The problem with such “myopic” economic policies, according to Dehn, is that they may alleviate Macri's increasingly dire political problems in the immediate term, but do very little to redress inflation — one of the underlying sources of his unpopularity among voters.
Government officials have also struggled to keep the currency on an even keel. About a week ago, the central bank unveiled changes to its currency band, which is a range for the peso's dollar exchange rate between which it will not intervene. While the previous band incorporated a 1.75 per cent depreciation in the peso by year-end, the central bank plans to leave the band unchanged at 39.8-51.4 pesos per dollar until 2020. After yesterday's slide, one dollar fetches 43.9 pesos.

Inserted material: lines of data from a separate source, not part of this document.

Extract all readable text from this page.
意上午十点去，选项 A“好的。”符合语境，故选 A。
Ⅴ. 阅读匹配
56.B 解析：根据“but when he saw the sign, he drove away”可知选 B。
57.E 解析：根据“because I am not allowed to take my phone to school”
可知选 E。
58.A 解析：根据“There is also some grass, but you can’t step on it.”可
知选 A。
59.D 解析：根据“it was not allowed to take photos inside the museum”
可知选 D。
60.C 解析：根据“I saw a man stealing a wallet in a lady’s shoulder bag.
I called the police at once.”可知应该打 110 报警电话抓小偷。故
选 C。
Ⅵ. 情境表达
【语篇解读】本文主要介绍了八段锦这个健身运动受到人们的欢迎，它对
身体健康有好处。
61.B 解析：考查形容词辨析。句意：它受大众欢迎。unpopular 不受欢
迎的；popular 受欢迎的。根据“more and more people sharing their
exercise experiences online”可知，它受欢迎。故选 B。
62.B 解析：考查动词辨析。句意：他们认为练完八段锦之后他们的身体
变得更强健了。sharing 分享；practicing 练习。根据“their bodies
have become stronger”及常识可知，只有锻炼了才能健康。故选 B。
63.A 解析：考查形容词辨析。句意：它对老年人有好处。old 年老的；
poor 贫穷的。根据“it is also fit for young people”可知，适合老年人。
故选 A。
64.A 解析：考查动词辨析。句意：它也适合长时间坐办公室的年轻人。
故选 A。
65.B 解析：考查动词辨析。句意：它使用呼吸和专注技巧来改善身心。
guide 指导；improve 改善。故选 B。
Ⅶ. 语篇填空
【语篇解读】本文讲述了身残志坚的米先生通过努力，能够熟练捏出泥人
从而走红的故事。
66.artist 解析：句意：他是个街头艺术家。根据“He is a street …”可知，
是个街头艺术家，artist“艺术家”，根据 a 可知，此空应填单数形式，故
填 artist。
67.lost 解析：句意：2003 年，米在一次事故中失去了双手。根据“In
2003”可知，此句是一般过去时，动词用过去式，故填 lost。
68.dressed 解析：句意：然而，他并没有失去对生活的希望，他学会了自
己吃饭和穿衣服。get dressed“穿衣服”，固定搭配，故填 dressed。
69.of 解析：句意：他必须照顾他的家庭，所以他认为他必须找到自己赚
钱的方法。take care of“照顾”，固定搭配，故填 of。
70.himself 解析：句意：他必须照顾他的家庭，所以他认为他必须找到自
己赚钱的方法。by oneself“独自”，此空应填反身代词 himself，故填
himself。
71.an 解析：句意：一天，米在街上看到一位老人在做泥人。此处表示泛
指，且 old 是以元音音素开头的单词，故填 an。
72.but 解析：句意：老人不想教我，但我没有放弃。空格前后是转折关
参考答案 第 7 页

Again, this new plan may help to contain an inflationary spiral in the coming months but, according to Ed Glossop at Capital Economics, it may handicap the country later on:
The new measures raise the risk that the peso does not fall far enough to offset the erosion of competitiveness resulting from high domestic inflation and wage growth. The previous band was designed such that the real exchange rate would hold steady or weaken modestly by year-end.
In order for the peso to remain competitive, Glossop reckons the nominal exchange rate will need to weaken to the upper-bound of the currency band. If it instead strengthens to the lower-part of the band, it may become overvalued versus the dollar, necessitating a sizeable, and potentially destabilising, adjustment at a later date.
Not all of the government's policies have failed. With an ultra-tight monetary stance, the central bank has effectively engineered a massive rebalancing of the country's trade balance — a key issue for investors not too long ago. In March, Argentina recorded an impressive $1.18bn trade surplus, driven by a 33.7 per cent year-over-year decline in imports. Just last year, the country was sporting a gaping $554m trade deficit.
The problem is that a trade surplus doesn't win elections, a point made by pollster Alejandro Catterberg of Poliarquia Consultores at an event hosted by JPMorgan in Washington DC this month:
The problem is that many of those fundamentals are basically Chinese for the regular people on the street. They don't understand what a fiscal deficit means, they don't know what a current account is . . . The economic variables that influence their electoral decisions are how much peso volatility there is, how much inflation there is, poverty and consumption. In these four categories, people believe that things nowadays are worse than when Macri started.
And until he can find a way to make progress on these issues, the situation is only going to get worse from here.